The Gangmasters Licensing Authority, which regulates agency practices, is looking into complaints lodged by Unite against Thanet Earth, which supplies cucumbers, peppers and tomatoes to Tesco, Sainsbury’s, Asda and Marks & Spencer and has made a point of emphasising its green credentials.
But the union claims that most of its personnel were employed through four different agencies under a system of permanent casualisation, which meant that they worked without fixed contracts for years and had no job security. They had also systematically been denied holiday pay and been denied work as a result of taking leave, it attests.
Unite regional officer Dave Weeks told the Guardian: “We’re taking our fight to the top of the food chain – those supermarkets that employ Thanet Earth. They have an obligation to make sure workers who help generate their healthy profits are treated fairly from root to basket.”
The union organised protests outside the Broadstairs branches of Tescos and Marks & Spencer last week.
Weeks continued: “We know that many shoppers think if you buy local, you buy ethical – that’s the message Thanet Earth might have you believe – but these workers are being treated like sweatshop labour.”
An unnamed worker agreed. “The agencies have done whatever they want and Thanet Earth and the supermarkets have let them. When we have asked for our rights, we have been told: ‘You can find another job.’ We are disposable people to Tesco, Sainsbury’s, M&S and the rest, despite them agreeing to respect workers’ rights.”

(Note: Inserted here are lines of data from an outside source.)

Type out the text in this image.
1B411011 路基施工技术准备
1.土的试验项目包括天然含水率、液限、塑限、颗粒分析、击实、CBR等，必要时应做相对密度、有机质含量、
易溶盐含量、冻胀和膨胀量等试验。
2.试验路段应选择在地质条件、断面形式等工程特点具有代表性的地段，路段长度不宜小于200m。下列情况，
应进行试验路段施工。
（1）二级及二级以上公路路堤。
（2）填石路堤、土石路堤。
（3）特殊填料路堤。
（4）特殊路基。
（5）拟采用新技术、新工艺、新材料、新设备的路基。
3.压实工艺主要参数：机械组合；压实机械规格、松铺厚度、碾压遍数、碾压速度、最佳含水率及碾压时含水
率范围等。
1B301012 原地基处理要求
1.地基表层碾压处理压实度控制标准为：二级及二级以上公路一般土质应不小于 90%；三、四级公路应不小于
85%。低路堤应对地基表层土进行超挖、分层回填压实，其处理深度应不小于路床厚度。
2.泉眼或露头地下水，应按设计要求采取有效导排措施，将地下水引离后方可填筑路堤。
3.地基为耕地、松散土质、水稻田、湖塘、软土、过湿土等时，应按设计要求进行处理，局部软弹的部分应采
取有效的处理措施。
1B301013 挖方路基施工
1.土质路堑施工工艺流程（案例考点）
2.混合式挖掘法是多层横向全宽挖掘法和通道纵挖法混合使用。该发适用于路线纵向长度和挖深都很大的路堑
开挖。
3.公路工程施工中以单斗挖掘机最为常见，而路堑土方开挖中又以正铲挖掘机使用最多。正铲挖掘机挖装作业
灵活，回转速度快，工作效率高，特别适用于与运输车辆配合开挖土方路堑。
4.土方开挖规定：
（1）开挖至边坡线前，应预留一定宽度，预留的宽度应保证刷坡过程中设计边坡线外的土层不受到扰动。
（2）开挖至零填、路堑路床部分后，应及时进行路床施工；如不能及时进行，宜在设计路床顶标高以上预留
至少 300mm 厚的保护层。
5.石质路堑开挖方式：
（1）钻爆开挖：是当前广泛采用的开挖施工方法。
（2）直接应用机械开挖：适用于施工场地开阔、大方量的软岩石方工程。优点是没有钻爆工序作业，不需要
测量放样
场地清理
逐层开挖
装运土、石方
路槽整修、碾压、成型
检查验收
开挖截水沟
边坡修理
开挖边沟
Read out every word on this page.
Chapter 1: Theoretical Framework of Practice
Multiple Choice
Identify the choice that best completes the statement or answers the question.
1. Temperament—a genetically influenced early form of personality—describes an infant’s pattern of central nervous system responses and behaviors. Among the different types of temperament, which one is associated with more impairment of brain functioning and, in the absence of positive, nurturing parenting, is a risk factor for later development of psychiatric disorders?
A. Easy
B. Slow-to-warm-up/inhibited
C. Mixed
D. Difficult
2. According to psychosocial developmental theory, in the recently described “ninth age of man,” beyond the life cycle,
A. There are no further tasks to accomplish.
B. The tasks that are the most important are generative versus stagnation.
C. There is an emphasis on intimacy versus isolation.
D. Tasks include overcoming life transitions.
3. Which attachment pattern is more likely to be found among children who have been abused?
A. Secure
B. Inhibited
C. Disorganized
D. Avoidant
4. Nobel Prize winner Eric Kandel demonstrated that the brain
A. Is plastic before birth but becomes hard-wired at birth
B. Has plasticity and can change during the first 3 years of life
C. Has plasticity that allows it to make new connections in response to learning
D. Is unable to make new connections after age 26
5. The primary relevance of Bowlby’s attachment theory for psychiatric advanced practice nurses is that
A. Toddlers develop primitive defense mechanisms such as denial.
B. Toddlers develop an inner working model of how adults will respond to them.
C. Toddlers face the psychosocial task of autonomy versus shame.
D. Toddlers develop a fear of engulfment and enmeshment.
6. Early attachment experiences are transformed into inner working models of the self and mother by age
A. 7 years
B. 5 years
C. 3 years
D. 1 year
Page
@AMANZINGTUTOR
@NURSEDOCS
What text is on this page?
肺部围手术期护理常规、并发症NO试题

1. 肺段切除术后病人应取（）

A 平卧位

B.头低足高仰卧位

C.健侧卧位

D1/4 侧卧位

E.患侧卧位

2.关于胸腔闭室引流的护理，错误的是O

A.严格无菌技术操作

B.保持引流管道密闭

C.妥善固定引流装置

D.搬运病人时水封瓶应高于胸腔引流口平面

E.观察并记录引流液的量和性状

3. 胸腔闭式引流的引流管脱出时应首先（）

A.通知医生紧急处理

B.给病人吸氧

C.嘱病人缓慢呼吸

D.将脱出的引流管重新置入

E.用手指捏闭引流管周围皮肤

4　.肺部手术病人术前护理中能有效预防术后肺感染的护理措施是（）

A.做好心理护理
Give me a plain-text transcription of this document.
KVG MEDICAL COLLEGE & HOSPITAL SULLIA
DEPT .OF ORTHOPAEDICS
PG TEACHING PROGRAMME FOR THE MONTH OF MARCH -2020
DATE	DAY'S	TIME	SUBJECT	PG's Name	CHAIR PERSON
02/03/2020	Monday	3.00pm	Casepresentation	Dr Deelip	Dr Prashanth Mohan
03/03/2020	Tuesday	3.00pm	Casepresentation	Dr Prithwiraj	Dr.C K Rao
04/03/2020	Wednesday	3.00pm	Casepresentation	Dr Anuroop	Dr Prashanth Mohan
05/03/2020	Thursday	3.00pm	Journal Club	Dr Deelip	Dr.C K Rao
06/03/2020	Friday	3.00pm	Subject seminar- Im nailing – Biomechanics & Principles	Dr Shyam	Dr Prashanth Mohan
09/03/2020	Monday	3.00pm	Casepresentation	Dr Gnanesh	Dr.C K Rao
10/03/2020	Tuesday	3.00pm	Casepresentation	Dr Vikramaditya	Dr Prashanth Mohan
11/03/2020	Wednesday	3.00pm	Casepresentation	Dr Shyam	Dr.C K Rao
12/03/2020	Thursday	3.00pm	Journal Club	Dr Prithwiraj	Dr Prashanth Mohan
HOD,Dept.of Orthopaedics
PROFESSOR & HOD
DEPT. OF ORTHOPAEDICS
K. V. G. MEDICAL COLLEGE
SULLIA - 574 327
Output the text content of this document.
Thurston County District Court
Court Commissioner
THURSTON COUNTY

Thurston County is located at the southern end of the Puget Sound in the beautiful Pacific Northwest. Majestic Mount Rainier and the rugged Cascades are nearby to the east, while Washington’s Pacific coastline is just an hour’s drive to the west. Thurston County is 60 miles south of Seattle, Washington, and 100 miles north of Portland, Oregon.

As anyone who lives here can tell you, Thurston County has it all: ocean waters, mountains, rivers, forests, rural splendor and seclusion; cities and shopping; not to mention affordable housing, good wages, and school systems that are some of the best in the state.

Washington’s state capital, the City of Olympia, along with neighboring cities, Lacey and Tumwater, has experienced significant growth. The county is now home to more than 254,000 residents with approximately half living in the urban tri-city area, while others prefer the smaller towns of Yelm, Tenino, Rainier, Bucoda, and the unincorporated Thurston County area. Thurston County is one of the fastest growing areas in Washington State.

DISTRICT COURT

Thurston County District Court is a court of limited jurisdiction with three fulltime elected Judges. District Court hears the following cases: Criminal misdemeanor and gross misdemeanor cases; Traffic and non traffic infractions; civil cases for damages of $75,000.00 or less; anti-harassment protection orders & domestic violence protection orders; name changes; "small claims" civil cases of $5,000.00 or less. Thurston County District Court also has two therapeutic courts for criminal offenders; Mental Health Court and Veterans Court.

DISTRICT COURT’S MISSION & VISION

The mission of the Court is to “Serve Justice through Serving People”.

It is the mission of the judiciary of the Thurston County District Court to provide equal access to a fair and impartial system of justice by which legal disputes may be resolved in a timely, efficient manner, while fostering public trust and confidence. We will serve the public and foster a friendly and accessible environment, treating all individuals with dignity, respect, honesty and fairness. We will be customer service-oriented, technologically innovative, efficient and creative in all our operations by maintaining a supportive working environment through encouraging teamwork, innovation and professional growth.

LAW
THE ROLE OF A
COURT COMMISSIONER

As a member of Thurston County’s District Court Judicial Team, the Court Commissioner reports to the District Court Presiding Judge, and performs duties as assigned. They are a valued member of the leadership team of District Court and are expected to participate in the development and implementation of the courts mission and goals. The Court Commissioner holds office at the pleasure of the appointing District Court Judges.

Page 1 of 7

But in a statement Thanet Earth insisted the agencies that supplied its labour were fully audited and licensed by the GLA. All legal safeguards were in place and an internal probe carried out after Unite raised similar allegations in March last year was concluded satisfactorily.
It added that the firm had now invited the GLA to carry out its own investigation after Unite, which it claimed had a “fundamental opposition to the use of agency workers”, made the same accusations again in March this year.
The GLA’s Neil Court told the BBC: “We believe that Thanet Earth Marketing are a responsible company and I don’t think people should have any concerns on the basis of the allegations that have been made. If we find evidence of non-compliance, we will take action against the relevant licensed labour providers…even if that means removing the licence of that labour provider.”
The GLA is expected to announce the findings of its probe in May.